C’è voluto Giuliano Ferrara – uno che è stato svezzato a latte e politica stando sulle ginocchia di Togliatti e che poi ha portato il suo leninismo in dote a Berlusconi e che dunque nulla ha mai avuto a che fare, neanche per sbaglio, con la storia del Pri lamalfiano – per ricordare (sul Foglio) ai “due galli nel pollaio” del (fu) Terzo Polo la lezione di Ugo La Malfa che, forte di uno straordinario bagaglio culturale e di idee programmatiche e di una ineguagliata capacità di visione politica, non si faceva cruccio del misero 3% che il suo partito, tanto ammirato ma poco votato, raggranellava. Ciò che contava era far circolare idee e progetti forti intermediando le relazioni tra le forze maggiormente dotate di consenso e dunque più esposte al populismo, costringendole a compromessi virtuosi. Certo, oggi non siamo più in regime di proporzionale puro, che consentiva alla piccola enclave repubblicana di contare enormemente più del suo peso parlamentare, ma è anche vero che la dismissione delle due chiese ideologiche che hanno tenuto banco nel Novecento ha potenzialmente reso più fluida la dinamica politica (purtroppo fin qui solo sulla carta), e quindi più facile il lavoro di chi vuol essere non la terza ma “l’altra” voce della politica italiana.

 

Di una formazione politica con caratteristiche lamalfiane c’è oggi più che mai un disperato bisogno, e non saranno gli errori – temo esiziali – di Calenda e Renzi a farlo venir meno.
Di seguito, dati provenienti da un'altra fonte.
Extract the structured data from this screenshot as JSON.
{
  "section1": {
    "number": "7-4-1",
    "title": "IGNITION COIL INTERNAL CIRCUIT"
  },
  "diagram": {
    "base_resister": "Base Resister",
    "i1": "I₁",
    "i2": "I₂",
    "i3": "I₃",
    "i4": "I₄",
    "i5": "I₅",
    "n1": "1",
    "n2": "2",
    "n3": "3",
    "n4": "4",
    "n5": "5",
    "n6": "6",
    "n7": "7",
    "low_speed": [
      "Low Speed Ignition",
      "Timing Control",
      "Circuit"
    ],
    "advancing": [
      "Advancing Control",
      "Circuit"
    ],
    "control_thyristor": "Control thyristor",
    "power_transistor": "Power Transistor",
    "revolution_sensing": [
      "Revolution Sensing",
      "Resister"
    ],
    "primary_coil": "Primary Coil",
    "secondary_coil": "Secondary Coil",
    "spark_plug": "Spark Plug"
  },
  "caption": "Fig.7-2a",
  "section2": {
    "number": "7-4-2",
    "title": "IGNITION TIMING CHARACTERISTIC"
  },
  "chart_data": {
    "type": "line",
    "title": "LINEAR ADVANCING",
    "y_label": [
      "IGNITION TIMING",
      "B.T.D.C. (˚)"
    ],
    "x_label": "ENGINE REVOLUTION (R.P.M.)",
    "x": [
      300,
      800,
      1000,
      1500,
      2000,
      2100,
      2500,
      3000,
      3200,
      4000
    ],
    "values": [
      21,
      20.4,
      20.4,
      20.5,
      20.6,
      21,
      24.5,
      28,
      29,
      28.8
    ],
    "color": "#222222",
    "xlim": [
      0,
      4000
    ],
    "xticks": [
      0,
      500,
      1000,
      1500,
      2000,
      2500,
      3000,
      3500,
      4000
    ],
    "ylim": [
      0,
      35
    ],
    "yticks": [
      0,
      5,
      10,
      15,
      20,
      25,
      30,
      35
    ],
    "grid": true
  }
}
L’idea di fondere due partiti personali, e per di più attraverso un’operazione verticistica priva di qualunque apertura alla società civile e al mondo della cultura, era profondamente sbagliata, oltre che inattuabile. Meglio che sia abortita, piuttosto che nata e poi morta nella culla. Ora, siccome né il capo di Azione né quello di Italia Viva hanno organizzato un processo costituente e dato vita ad un congresso di un nascente vero partito, libero e aperto, ma hanno fallito – o fatto fallire – l’operazione in provetta di fondere le due loro “cose”, temendo entrambi che l’uno potesse lanciare l’opa ostile sull’altro, sarà bene che chi sente l’esigenza di promuovere quel nuovo soggetto politico che i due protagonisti del “ginepraio psichico” non hanno saputo o voluto realizzare, prenda il coraggio a due mani e ne avvii il processo fondativo. Magari facendo una telefonata a Macron che potrebbe (e dovrebbe) essere interessato a far sorgere un partito transnazionale, con un dna autenticamente europeo. E sapendo che tanto Calenda – che non ha la necessaria caratura politica – quanto Renzi – che possiede tutte le doti di un politico ma è il primo nemico di se stesso e sembra avere altre mire – lasceranno pienamente inespresso il potenziale dell’area terzopolista.